There's a raft of algo-enhancing terms/ definitions which have been used to confine them, which I won't use - Boris simply use chunks of whatever appeals, and continue forth (their jackdaw musical nature has been obvious from the cover of their very first CD, 'Absolutego'). Overall, Boris are magnificent. They're also very odd: their 18th LP,; "Noise" is anything but, and if there was any justice in the world, it would have shot up the US and European charts because it's crossover heavy rock which would get the fussiest old fart wetting their incontinence pads, and have the most jaded of aural wallpaper streamers sitting up in their gaming throne muttering: "WTF".

The Boris/ Merzbow piece that's being advertised by the AF is "Dronevil". This was Boris' seventh LP, a double: two sides of spectacular drone, with two sides of "Evil": the idea was that both LPs were intended to be played simultaneously. One assumes that Merzbow will handle one side, while Boris the other.

And no, I don't think Pulp are really up to the musical challenge on this night. 

"Tryp II" is club music. H34VEN0N34RTH (AUS), DJ Haram (USA), SOVBLKPSSY (AUS) and SKORPION KING and Mr. John (AUS). I enjoy listening to music, but these days, not dancing. Clubs of any sort aren't my thing, and never have been - any more than skateboarding ever was, or footy, or computer games, or getting pierced. But the description from the AFF press release promises a jolly night for those who do: Haram's "experimental bass, Jersey club, and Middle Eastern percussion" sounds interesting, as does SOVBLKPSSY's "percussion-heavy club rhythms with a dose of musical nostalgia" and SKORPION KING and Mr. John's "mix of deep bass and underground dubstep". 

"Tryp III" is held at the following day at 3pm in Adelaide University Cloisters, and promises "a restorative blend of deep listening, heavenly hymnals, intelligent dance music and mystic folksong". Are the AFF implying that we'll have been so off our tits we'll be in serious need of recovery by the following afternoon? Gosh. 

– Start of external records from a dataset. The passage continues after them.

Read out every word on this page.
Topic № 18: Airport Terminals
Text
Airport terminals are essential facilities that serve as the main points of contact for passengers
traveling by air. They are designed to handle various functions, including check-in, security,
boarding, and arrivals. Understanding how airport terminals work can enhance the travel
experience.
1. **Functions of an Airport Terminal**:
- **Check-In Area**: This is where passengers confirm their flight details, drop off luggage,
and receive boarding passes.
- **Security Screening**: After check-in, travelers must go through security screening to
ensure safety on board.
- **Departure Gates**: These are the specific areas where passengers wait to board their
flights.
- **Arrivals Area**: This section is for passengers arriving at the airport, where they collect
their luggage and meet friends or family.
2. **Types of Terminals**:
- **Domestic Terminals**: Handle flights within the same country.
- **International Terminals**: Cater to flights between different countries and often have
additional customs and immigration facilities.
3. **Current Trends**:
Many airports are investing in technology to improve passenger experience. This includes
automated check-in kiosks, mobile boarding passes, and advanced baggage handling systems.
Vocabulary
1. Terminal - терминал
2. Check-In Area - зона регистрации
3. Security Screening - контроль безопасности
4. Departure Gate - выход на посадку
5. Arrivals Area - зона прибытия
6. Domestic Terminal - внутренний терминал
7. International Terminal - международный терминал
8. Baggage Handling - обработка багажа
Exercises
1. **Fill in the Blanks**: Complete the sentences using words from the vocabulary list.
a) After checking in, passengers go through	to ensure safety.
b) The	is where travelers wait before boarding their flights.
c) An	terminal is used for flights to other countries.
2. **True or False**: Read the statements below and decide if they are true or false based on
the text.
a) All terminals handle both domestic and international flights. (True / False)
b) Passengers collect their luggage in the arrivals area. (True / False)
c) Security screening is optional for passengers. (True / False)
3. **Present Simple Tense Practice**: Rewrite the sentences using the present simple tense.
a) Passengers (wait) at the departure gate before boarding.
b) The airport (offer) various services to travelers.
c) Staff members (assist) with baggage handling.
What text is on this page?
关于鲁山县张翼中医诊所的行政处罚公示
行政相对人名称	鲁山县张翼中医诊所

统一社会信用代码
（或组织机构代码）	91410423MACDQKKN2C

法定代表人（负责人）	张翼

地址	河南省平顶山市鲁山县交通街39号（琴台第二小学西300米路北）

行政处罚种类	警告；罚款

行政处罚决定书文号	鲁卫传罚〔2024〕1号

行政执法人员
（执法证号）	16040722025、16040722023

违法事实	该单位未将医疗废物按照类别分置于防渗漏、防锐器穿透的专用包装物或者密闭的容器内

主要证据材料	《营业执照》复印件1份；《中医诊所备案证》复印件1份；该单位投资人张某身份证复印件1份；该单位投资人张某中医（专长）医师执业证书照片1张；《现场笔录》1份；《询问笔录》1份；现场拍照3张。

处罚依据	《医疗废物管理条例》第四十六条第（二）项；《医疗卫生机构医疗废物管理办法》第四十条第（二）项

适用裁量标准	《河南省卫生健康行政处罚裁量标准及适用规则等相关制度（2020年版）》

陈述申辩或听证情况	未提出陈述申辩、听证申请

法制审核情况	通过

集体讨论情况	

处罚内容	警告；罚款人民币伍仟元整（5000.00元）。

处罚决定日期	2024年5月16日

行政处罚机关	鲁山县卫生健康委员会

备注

Maryam RahmaniiMaryam Rahmani. Artist supplied. 

The musicians I confess I've never heard of, but that's really not surprising: James K (USA), Lyra Pramuk (USA), Barker (UK), DJ /rupture (USA), D-Grade (AUS), Wilson Tanner (AUS), Maryam Rahmani x Sebastian Collen (IR/AUS) and Romi (AUS).

To be completely honest, the AF's description sounds more like aural wallpaper, the sort of thing that sad Spotifiers put on when they want to have background music to study to, or while they do the dishes. Isn't that what Spotify caters to now anyway? Bots and algos doing a merry-go-round with band/ musician names which no-one remembers because they're just there to mumble away in the background?

However, several of these musicians do sound interesting: "Multidisciplinary artist Lyra Pramuk draws on her own blend of symphonic devotional and gospel music, while local Santur player and vocalist Maryam Rahmani joins with composer and pianist Sebastian Collen to share mystical folksong and fresh takes on classical traditions [followed by] Barker’s beatless trance arpeggios." 

Certainly "Tryp III" is a hearty antidote to the previous night's excesses of "Tryps I" and "II" or Plup, sorry, Pulp,  and certainly anathema to the car race nuisance.  The Tryps are surely worth taking a punt on, which is basically what cultural festivals are all about.

It's nice that Pulp are playing, though. They're ever so popular overseas.